Regularly eliciting feedback allows governance practices to evolve aligned with the organisation and board’s needs. Insights gathered lead to continually elevating board performance. By consistently fine-tuning operations based on stakeholder input, company secretaries fulfil their vital role enabling excellence in governance.
How do you conduct a board meeting as a company secretary?
A company secretary conducts board meetings by developing the agenda, assembling insightful papers, managing logistics, facilitating productive discussions, documenting outcomes, and performing follow-up. The secretary plays a pivotal role guiding impactful meetings from start to finish.
What does a secretary do in a board meeting?
In a board meeting, the secretary records minutes, tracks actions, manages time, and ensures discussions stay focused on agenda topics needing director input. An effective secretary enables constructive board-management dialogue.
Does the company secretary attend board meetings?
The company secretary typically attends and participates in board meetings to provide governance expertise, institutional knowledge, and procedural guidance to the board. Their involvement is key to ensuring adherence to governance protocols.
How do you make board meetings more effective?
Board meetings are made more effective through careful agenda shaping, concise papers, sequenced topics, prepared presenters, active facilitation, and quick follow-through on directives. Keeping discussions targeted optimises meeting productivity.
How a secretary should prepare for a meeting?

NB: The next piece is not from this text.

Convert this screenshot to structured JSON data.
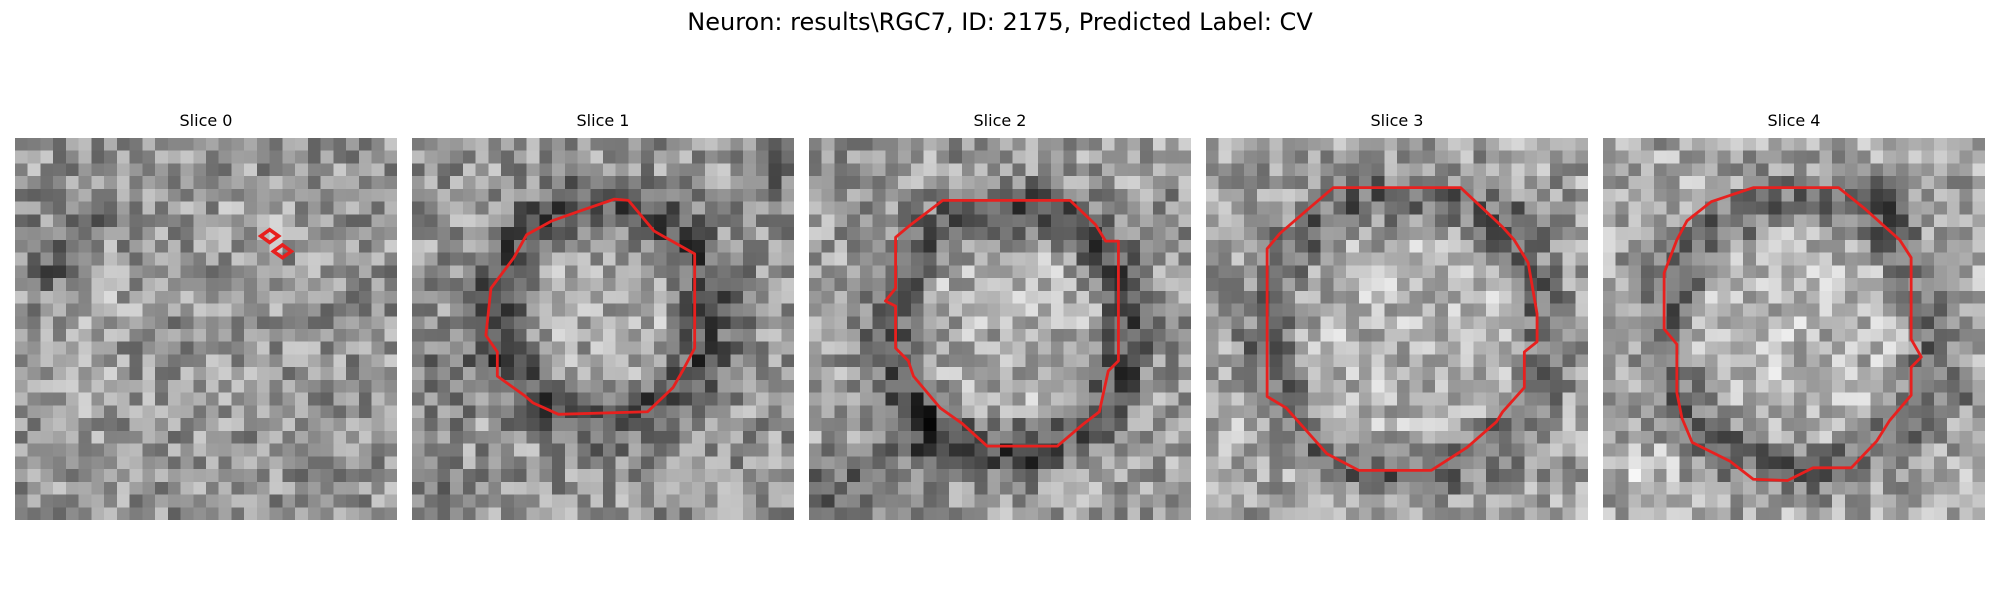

To prepare for a board meeting, a secretary should coordinate with executives on the agenda, review past materials, develop minutes templates, confirm logistics, and brief presenters on expectations. Thorough planning is crucial for the secretary prior to meetings.

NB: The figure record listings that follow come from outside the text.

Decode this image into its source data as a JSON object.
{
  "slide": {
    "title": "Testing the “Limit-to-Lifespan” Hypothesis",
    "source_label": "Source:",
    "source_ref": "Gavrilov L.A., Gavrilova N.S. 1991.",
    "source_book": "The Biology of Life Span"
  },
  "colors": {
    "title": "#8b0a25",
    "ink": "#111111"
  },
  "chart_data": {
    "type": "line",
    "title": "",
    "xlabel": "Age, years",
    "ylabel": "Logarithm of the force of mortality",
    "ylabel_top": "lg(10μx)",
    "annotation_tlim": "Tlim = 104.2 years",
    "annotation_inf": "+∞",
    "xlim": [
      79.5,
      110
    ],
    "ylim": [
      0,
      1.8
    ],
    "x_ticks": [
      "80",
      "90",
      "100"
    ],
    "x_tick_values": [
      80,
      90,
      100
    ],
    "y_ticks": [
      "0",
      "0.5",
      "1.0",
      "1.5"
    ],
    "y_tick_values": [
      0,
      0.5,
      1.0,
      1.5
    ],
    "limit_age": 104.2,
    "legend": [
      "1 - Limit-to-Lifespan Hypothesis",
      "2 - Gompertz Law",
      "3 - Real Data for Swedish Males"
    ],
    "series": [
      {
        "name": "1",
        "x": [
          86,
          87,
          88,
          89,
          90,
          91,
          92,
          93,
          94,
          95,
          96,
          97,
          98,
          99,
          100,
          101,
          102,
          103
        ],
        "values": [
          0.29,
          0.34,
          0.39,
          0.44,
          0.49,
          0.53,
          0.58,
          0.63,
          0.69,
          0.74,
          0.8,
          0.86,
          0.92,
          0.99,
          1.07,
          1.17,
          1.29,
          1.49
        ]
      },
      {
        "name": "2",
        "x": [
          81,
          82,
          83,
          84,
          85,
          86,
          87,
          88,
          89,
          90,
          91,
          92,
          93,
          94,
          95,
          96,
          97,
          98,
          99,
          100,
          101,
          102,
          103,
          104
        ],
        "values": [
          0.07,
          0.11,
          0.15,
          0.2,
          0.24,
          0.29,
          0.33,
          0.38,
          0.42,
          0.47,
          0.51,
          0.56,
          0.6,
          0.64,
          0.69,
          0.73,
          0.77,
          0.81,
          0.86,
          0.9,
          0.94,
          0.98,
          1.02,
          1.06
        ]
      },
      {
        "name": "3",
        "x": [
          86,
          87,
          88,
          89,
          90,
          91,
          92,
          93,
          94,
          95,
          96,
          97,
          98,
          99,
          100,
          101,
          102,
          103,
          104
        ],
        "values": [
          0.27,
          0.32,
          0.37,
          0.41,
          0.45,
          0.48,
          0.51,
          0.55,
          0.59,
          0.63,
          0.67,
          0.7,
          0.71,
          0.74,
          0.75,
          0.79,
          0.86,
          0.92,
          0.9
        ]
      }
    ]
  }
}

What activities should a secretary carry out before a meeting is held?
Before a board meeting, a secretary should distribute the agenda, papers and relevant materials to directors, finalise logistical details, and remind required attendees. Proactive preparation sets the stage for smooth meetings.
How do you write minutes in a meeting as a secretary?
To write effective minutes, a secretary should capture key decisions, follow-up actions, and summarising points without attempting verbatim dialogue transcription Concise, accurate minutes provide vital documentation.